I’m writing this with some trepidation, I worry that my message will be misunderstood or used by poor sales people as an excuse. With that as a disclaimer, there’s real value in losing—but we have to take the time and extract the value that losing provides us.
We never want to enter any sales situation to lose it. We have to compete vigorously, doing everything we possibly can to win! It’s our job, it’s what makes us successful, and it’s what professional sales people live for.
However, recently, I was engaged in a conversation with someone claiming his organization’s win rate was in excess of 99% (let’s put aside definitional issues, under virtually every definition, 99+% is very high). My immediate reaction was, “That’s too bad, it must mean you are missing lots of opportunities.”

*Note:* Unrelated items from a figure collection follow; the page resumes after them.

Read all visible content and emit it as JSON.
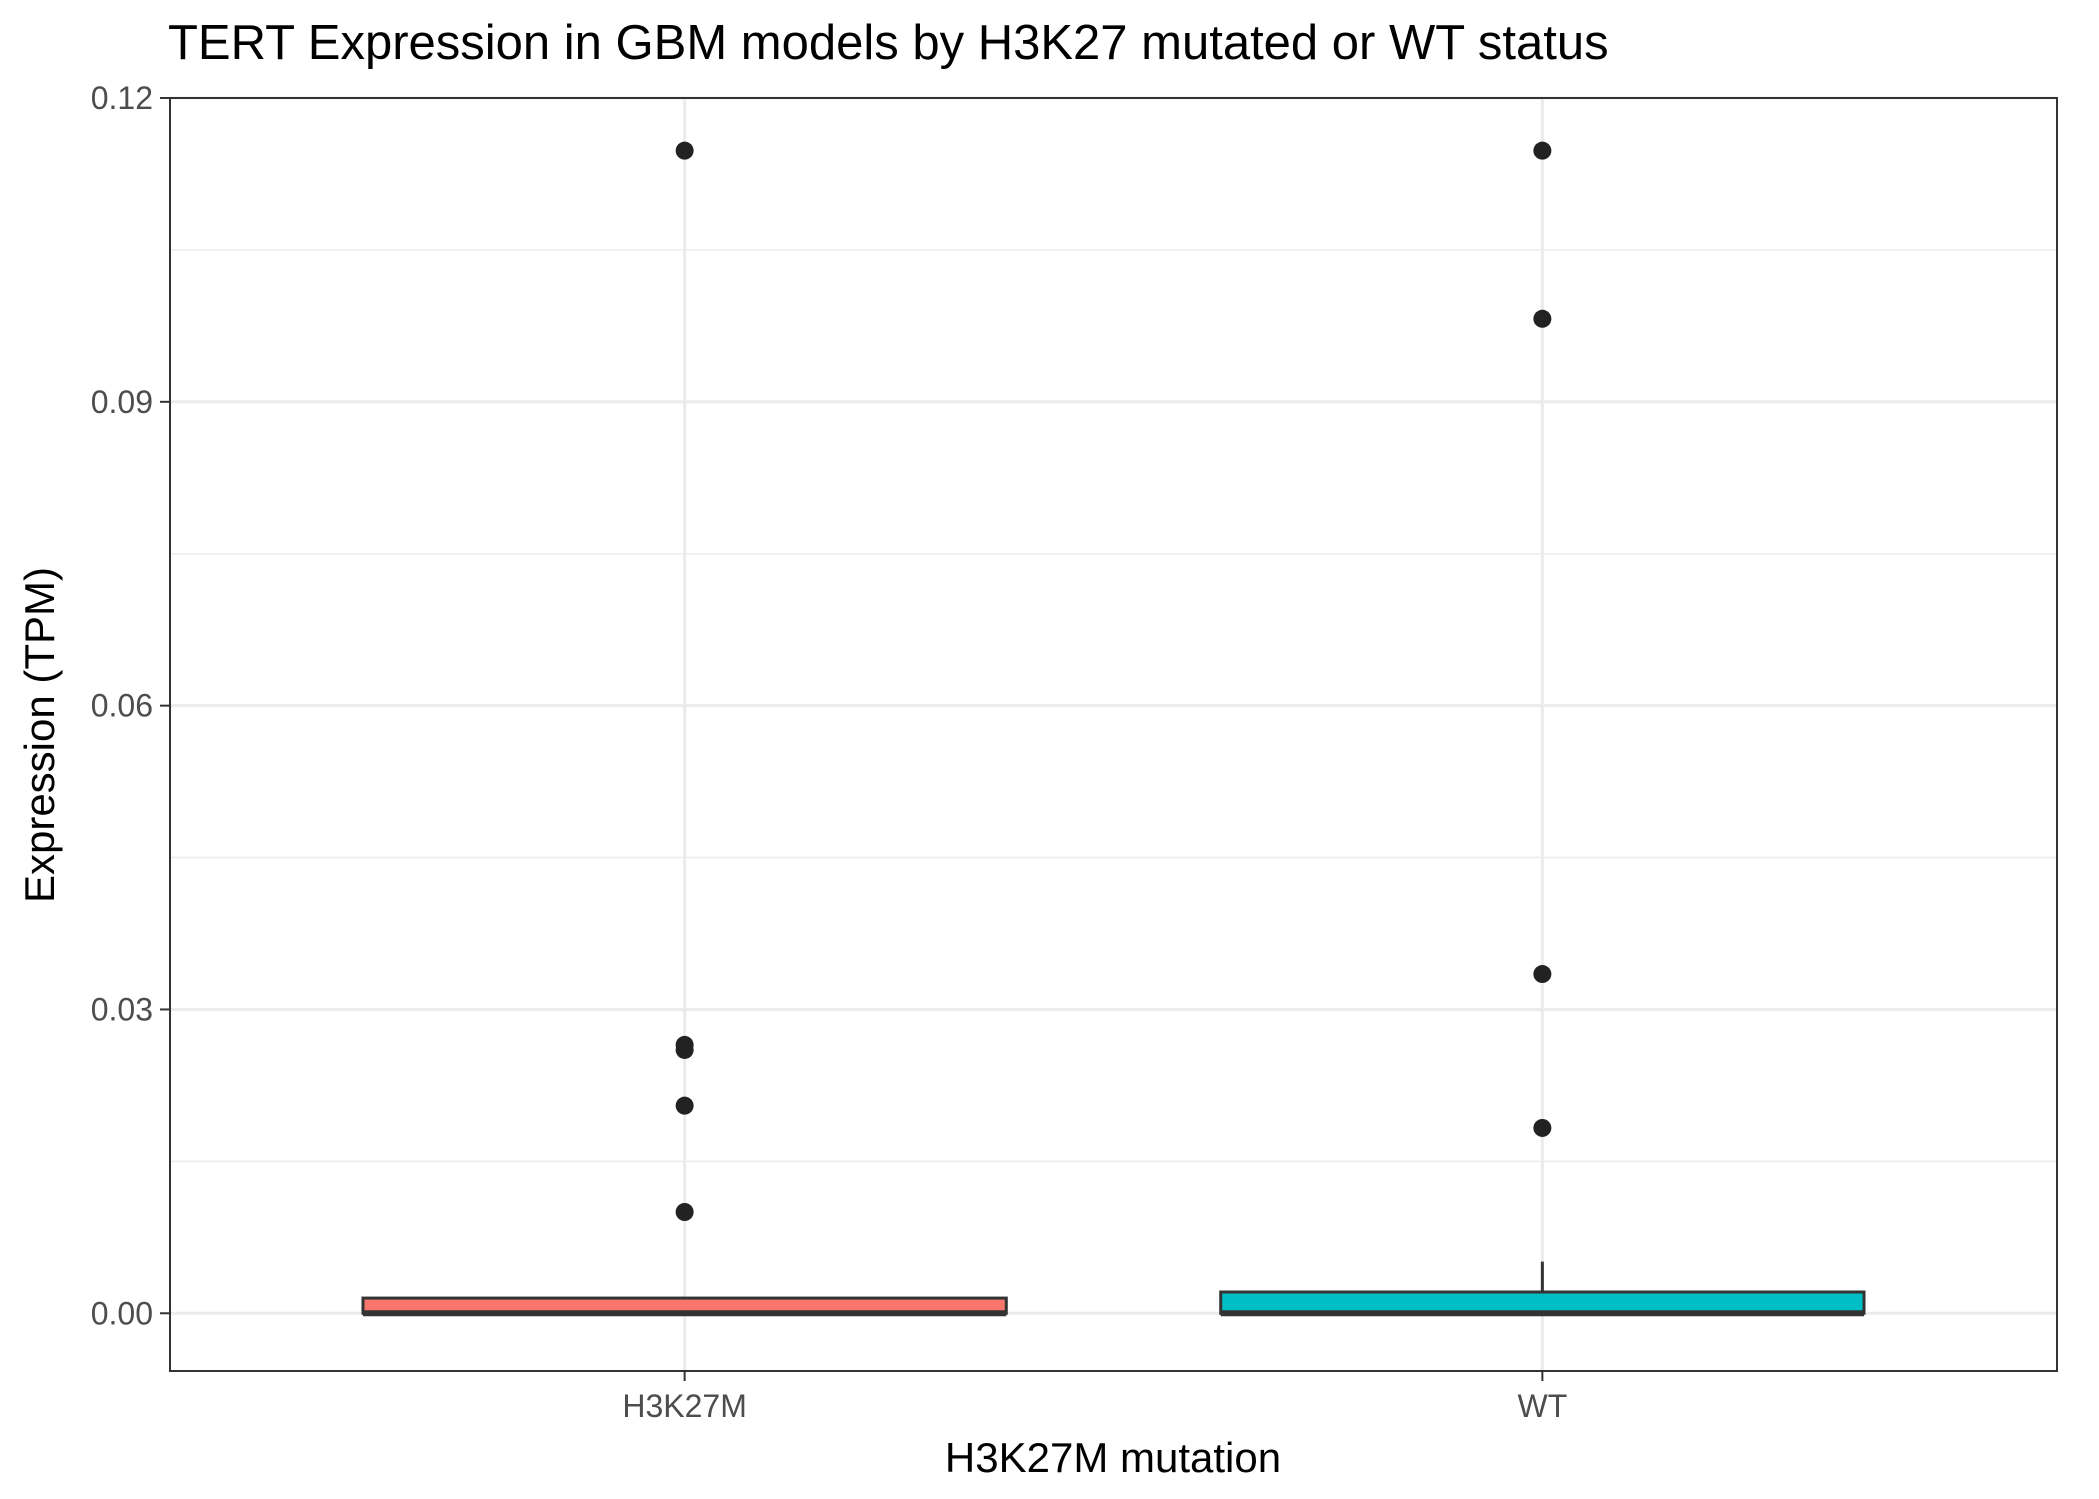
{
  "chart_data": {
    "type": "boxplot",
    "title": "TERT Expression in GBM models by H3K27 mutated or WT status",
    "xlabel": "H3K27M mutation",
    "ylabel": "Expression (TPM)",
    "categories": [
      "H3K27M",
      "WT"
    ],
    "ylim": [
      -0.0057,
      0.12
    ],
    "yticks": [
      0.0,
      0.03,
      0.06,
      0.09,
      0.12
    ],
    "ytick_labels": [
      "0.00",
      "0.03",
      "0.06",
      "0.09",
      "0.12"
    ],
    "grid": true,
    "legend": "none",
    "boxes": [
      {
        "category": "H3K27M",
        "color": "#F8766D",
        "min": 0.0,
        "q1": 0.0,
        "median": 0.0,
        "q3": 0.0015,
        "max": 0.0015,
        "outliers": [
          0.1148,
          0.0265,
          0.026,
          0.0205,
          0.01
        ]
      },
      {
        "category": "WT",
        "color": "#00BFC4",
        "min": 0.0,
        "q1": 0.0,
        "median": 0.0,
        "q3": 0.0021,
        "max": 0.0051,
        "outliers": [
          0.1148,
          0.0982,
          0.0335,
          0.0183
        ]
      }
    ]
  }
}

Winning is great, but we really don’t learn much from winning. We don’t learn where we can do better. We don’t learn what we are missing, We don’t learn how to stretch ourselves to achieve more. Winning too much means we are playing it safe–we aren’t taking risks.
There’s a danger in winning too much, we become arrogant, we become blind, we stop listening, we stop improving, we start believing we are unbeatable, we get comfortable and complacent. Ultimately, we set ourselves up not just for losing, but for massive failure.
Losing is tremendously powerful. The problem is too often we don’t take advantage this power. It’s through losing that we really learn. If we’ve lost because we have stretched ourselves, if we have tried something new, if we have pushed ourselves outside our comfort zone–either trying something new with our customers, going after new markets and new customers.
Losing is the most powerful way of learning something new–but we have to take the time to understand and learn. We have to apply what we have learned to winning the next time. Losing shows us where we can improve, how we can grow. Winning can never teach us those lessons.
Wasting the opportunity to learn and grow through losing is just wasteful–it’s a failure in your personal professionalism or of management.
Losing isn’t something we try to do. We shouldn’t make excuses when we lose, but we take the opportunity to learn, grow and move forward.